Leptin, a permissive hormonal regulator of fertility, provides information about the body's energy reserves to the hypothalamic gonadotrophin-releasing hormone (GnRH) neuronal system that drives reproduction. Leptin does not directly act on GnRH neurones, and the neuronal pathways that it uses remain unclear. RFamide-related peptide-3 (RFRP-3) neurones project to GnRH neurones and primarily inhibit their activity. We tested whether leptin could act via RFRP-3 neurones to potentially modulate GnRH activity. First, the effects of leptin deficiency or high-fat diet-induced obesity on RFRP-3 cell numbers and gene expression were assessed in male and female mice. There was no significant difference in Rfrp mRNA levels or RFRP-3-immunoreactive cell counts in wild-type versus leptin-deficient ob/ob animals, or in low-fat versus high-fat diet fed wild-type mice. Second, the presence of leptin-induced signalling in RFRP-3 neurones was examined in male and female wild-type mice and rats. Dual label immunohistochemistry revealed leptin-induced phosphorylated signal transducer and activator of transcription-3 in close proximity to RFRP-3 neurones, although there was very little (2-13%) colocalisation and no significant differences between vehicle and leptin-treated animals. Furthermore, we were unable to detect leptin receptor mRNA in a semi-purified RFRP-3 cell preparation.

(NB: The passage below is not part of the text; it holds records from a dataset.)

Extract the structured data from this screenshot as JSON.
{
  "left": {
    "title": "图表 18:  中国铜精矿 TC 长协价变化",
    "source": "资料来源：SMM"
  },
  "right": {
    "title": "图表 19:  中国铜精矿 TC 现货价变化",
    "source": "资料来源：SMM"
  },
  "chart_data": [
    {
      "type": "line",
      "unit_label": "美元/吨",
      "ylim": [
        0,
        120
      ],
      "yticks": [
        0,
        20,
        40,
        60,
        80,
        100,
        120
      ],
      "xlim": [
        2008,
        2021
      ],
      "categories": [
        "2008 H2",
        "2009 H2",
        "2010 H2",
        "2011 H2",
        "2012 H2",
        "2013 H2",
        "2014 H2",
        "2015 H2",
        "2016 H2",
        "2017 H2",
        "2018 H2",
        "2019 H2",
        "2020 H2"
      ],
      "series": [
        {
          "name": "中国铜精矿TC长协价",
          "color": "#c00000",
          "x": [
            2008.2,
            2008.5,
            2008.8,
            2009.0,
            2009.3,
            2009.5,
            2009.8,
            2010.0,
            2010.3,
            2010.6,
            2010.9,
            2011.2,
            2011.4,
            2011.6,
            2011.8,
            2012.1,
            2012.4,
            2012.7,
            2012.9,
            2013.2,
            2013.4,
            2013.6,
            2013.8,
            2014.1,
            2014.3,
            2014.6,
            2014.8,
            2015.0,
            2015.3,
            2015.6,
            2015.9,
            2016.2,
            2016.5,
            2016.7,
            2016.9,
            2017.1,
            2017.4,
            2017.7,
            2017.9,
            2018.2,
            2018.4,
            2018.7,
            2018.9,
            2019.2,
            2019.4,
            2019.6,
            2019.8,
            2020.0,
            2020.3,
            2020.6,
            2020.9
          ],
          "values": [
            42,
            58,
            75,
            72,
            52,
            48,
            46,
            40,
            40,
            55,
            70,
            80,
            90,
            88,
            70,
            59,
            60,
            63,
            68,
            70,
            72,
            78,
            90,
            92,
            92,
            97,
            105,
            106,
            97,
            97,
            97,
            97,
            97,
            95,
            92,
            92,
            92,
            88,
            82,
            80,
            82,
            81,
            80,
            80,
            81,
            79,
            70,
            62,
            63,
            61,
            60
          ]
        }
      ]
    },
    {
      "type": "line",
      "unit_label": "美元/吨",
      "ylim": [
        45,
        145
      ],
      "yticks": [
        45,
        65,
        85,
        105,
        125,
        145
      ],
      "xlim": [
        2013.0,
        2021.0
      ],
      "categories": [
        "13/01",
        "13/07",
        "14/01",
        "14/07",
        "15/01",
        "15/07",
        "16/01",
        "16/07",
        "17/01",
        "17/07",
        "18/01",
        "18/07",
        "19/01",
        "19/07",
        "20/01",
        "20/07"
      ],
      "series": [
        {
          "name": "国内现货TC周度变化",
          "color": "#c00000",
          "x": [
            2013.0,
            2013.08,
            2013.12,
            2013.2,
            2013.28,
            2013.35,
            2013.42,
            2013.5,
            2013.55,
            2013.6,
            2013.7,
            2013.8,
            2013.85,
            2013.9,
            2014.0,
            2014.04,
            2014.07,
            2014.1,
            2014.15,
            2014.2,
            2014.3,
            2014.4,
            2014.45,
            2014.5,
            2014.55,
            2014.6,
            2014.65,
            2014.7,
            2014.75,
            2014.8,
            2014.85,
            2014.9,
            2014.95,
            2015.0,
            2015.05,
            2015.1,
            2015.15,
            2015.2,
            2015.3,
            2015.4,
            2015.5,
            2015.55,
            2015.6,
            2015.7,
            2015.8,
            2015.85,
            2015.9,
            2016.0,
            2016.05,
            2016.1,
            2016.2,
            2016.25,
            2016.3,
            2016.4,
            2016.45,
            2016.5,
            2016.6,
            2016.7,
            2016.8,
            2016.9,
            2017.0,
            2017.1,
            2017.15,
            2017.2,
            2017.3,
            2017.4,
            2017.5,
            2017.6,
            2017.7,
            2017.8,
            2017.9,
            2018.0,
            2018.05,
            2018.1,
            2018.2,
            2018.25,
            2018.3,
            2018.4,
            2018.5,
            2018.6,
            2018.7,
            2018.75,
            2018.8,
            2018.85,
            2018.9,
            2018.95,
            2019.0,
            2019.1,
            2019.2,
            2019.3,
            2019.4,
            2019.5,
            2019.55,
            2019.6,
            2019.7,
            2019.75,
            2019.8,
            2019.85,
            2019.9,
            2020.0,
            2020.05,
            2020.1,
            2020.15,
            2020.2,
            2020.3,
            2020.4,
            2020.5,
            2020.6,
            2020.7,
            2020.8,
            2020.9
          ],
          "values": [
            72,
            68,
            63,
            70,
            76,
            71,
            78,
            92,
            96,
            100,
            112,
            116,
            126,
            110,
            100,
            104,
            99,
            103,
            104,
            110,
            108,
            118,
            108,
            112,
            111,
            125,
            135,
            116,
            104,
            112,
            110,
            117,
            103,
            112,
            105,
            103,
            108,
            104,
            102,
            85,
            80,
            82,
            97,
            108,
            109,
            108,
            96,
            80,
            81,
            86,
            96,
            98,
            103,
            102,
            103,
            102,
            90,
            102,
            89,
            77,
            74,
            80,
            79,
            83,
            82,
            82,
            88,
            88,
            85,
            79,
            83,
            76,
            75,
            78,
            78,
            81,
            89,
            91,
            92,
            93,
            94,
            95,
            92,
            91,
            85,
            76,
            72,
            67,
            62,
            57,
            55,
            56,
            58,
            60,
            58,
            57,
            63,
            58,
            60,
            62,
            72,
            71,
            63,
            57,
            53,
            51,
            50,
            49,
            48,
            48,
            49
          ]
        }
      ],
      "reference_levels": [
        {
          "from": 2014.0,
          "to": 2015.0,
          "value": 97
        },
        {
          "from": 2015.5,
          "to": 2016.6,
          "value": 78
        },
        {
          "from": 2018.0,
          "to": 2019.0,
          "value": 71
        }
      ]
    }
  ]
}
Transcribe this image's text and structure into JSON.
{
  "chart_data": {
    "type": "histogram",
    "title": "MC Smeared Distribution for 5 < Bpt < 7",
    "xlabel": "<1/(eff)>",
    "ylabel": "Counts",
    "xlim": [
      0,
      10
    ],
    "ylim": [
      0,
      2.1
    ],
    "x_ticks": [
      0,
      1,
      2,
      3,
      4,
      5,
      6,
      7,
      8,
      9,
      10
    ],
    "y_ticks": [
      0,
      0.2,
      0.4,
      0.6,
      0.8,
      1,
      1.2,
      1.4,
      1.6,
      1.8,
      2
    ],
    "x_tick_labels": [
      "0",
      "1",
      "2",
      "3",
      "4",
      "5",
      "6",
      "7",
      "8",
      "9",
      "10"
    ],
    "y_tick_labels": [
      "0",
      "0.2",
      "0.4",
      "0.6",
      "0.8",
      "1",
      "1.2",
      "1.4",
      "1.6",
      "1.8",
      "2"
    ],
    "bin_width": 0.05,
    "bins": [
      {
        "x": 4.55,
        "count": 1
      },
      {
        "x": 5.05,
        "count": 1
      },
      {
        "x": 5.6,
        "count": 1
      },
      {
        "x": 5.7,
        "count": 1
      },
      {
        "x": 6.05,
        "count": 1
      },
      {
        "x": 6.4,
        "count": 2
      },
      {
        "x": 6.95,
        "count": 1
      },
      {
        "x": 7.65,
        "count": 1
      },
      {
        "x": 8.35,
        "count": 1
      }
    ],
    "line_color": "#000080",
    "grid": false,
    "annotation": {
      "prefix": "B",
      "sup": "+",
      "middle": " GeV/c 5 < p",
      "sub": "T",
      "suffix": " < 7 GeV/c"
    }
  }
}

Because GABA neurones form critical leptin-responsive GnRH inputs, we also determined whether RFRP-3 and GABA cells were colocalised. No such colocalisation was detected. These results support the concept that leptin has little or no effects on RFRP-3 neurones, and that these neurones are unlikely to be an important neuronal pathway for the metabolic regulation of fertility by leptin.
Keywords: GnIH; GnRH; RFamide related peptide-3; leptin.
© 2014 British Society for Neuroendocrinology.